LIHUE — Kauai Island Utility Cooperative is experimenting with highly concentrated beams of light from lasers attached to transmission poles in Eleele to protect seabirds.
The work, which began Monday night, uses 30 lasers to create a “light fence” that researchers hope will be visible to the birds and help them avoid collisions with utility poles and lines. Nighttime collisions are among the causes of death and injury to seabirds.
Carey Koide, KIUC’s transmission and distribution manager, who also oversees its wildlife conservation efforts, said researchers will experiment with different light colors and also turn the lights off to determine if the changes affect the number of bird strikes.
“As far as we know, this is the first time anywhere that lasers have been used to create a ‘fence’ for the birds,” Koide said. “The purpose of this research is to learn more about the birds and their patterns of activity so we can come up with ways to minimize potential hazards and do it in a cost-effective way.”
The lasers, developed by Oceanit of Honolulu, are being installed by KIUC personnel on six spans adjacent to the Kauai Coffee fields. The lights are visible from Kaumualii Highway and from higher elevations in Kalaheo. They are similar to laser pointers and use a narrowly focused green beam of light that is not hazardous to the eyes. Because the beams are parallel to the ground and the installation is not in designated air space, the lasers do not pose a hazard to aircraft.
If the experiment is successful, a similar system may be deployed on transmission poles along the Powerline Trail between Wailua and the North Shore, where bird collisions are more frequent. The light fence may provide a less expensive alternative to lowering or burying lines.
Threatened native species, including the Newell’s Shearwater and the Hawaiian Petrel, are especially vulnerable to death or injury from collisions with utility equipment because they fly in and out to sea at night and in the early morning and are at greatest risk during a new moon phase when the skies are darkest.
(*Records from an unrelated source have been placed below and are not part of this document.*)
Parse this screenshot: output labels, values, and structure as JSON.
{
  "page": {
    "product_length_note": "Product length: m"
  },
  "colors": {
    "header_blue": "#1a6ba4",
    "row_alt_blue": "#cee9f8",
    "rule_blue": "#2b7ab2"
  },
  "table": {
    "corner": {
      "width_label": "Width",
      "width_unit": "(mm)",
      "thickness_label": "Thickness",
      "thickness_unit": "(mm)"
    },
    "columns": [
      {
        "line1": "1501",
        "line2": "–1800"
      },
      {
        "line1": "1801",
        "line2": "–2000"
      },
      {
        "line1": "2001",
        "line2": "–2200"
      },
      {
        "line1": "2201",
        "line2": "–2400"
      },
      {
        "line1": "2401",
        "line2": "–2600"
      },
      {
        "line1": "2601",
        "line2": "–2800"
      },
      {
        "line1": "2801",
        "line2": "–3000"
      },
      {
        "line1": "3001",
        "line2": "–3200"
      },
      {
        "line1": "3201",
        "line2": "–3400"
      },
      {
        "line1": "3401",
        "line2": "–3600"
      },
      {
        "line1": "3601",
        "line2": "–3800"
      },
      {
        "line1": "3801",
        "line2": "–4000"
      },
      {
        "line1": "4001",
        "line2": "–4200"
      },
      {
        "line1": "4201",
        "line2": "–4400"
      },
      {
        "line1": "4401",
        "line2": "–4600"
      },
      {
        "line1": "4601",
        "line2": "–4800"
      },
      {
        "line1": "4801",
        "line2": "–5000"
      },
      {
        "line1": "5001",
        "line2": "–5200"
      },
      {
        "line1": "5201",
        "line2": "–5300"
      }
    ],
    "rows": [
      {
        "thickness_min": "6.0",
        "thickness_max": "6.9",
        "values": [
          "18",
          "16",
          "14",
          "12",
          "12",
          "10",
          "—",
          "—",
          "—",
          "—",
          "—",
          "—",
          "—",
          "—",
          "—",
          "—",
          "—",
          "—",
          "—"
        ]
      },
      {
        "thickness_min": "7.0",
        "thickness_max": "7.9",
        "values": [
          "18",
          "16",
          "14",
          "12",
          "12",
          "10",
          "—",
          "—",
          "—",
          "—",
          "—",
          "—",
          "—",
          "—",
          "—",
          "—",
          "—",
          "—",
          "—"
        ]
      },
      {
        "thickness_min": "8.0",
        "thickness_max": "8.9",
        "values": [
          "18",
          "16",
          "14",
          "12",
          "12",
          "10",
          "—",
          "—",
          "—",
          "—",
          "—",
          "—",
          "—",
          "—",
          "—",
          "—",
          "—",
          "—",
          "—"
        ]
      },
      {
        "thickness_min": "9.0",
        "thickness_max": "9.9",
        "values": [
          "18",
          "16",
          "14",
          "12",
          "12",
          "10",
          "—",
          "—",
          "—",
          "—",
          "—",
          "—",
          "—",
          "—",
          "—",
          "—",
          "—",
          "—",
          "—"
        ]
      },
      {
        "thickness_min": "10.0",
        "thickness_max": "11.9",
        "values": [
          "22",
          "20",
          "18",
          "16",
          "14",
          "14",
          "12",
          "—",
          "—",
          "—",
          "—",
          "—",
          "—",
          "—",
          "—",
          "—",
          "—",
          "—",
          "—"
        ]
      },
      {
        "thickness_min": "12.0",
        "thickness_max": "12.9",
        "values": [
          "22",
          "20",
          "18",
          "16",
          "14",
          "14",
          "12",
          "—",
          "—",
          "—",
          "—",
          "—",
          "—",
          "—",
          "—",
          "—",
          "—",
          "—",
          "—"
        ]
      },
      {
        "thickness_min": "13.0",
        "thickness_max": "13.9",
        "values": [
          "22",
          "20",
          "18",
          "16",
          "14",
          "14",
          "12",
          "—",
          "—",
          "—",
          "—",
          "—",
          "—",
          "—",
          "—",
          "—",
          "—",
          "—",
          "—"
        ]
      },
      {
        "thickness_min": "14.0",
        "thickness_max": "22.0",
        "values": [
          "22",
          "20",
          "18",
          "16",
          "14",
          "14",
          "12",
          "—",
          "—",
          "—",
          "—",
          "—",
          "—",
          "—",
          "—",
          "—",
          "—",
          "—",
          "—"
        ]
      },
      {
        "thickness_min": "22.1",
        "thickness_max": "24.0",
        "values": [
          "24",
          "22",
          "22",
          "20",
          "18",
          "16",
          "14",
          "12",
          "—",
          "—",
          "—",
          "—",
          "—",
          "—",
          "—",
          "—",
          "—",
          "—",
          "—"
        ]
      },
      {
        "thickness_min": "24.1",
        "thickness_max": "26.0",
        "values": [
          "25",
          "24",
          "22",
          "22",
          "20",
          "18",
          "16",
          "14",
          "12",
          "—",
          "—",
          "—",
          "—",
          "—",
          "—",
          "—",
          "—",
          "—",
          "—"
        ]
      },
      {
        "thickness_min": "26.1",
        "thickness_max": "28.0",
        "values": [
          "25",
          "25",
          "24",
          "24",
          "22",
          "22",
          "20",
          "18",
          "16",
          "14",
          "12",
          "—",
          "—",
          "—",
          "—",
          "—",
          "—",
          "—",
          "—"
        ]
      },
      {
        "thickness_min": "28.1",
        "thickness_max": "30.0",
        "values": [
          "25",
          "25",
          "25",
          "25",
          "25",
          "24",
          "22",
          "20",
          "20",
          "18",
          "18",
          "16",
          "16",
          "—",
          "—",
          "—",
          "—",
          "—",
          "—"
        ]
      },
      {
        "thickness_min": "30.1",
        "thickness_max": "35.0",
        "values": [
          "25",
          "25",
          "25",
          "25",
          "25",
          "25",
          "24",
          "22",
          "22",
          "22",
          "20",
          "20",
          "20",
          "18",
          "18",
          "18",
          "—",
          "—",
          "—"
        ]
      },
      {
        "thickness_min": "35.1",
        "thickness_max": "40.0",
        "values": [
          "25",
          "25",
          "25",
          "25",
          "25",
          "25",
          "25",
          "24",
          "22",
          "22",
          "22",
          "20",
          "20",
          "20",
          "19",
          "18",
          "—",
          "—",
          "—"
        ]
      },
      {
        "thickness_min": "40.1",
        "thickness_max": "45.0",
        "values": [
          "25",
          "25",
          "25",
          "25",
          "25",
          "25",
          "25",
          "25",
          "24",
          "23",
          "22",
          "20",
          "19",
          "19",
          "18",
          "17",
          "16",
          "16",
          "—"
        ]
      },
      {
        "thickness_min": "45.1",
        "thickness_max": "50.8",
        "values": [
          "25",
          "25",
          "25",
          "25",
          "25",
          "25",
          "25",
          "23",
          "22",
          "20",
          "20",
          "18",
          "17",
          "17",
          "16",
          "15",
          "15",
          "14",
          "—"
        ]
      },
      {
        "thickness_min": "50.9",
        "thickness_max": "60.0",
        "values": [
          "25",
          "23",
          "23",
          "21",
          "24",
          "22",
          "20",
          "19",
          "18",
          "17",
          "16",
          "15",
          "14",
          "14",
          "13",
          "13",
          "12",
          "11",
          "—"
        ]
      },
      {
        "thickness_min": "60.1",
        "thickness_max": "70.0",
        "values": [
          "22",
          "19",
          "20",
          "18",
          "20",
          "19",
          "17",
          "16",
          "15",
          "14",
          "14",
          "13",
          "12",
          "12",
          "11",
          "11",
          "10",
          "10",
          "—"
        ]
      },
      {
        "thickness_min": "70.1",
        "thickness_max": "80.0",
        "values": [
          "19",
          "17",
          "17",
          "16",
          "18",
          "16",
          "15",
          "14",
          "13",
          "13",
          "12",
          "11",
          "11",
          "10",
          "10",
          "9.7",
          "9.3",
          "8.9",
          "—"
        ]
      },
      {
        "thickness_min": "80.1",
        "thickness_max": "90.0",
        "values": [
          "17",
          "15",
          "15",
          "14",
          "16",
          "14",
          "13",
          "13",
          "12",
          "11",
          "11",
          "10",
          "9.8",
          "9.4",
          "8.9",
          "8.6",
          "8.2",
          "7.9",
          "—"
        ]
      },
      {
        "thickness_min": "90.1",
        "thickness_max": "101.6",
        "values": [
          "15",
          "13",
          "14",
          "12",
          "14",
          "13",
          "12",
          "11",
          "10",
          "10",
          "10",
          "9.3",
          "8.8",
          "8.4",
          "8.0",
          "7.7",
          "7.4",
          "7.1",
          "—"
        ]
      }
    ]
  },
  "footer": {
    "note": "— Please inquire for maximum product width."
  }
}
KIUC, in partnership with government agencies and conservation organizations, is the primary funding source for research into wildlife habitat protection on Kauai. KIUC spends nearly $2 million a year to protect endangered wildlife, including research, power line and lighting reconfiguration, habitat restoration and predator control and injured bird rehabilitation.
The research is being conducted in cooperation with the U.S. Fish and Wildlife Service and the Hawaii Division of Forestry and Wildlife.